Using one fee to hide another


The following scenarios have a lot more in common than you might think:

– You decide to try an online grocery service, so you visit their website to get pricing info. Each delivery is only $4.99. Your time is worth way more than five bucks, so you buy the week’s groceries online.

– You arrive at a foreign airport and need to exchange some currency. You ask what their fees are, and they say it’s a flat rate of $3.50 per transaction. Sounds like a good deal, so you give them $100 USD to exchange.

So far, so good. But what happens next? In my experience, you’re in for a nasty surprise.

– Aside from the delivery fee, the online grocer marks up every item 20-50% higher than what a regular store charges.

– Separate from the service charge, the currency exchange tacks on several extra percentage points — in their favor — when calculating the exchange rate.
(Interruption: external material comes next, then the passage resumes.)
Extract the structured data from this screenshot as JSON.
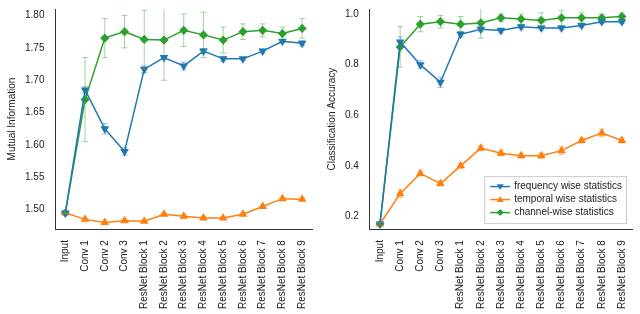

What’s going on here? These businesses are engaging in a form of bait and switch. They lure you in with the promise of a very reasonable, flat rate price. Then, since you’ve already agreed to what you think it’s going to cost, it’s much easier for them to sneak in more charges. In my examples, the companies do this by inflating the prices for the core goods and services, making a ton of extra money along the way.

How can you avoid getting caught in this trap? One approach is to check the total cost and compare it to the alternatives — before you mentally commit to doing business with a company. In a perfect world, these businesses would have to provide clear, upfront disclosures of the true cost of their products and services. But since that probably won’t happen anytime soon, we all need to be on the lookout for sneaky companies that hide one fee behind another.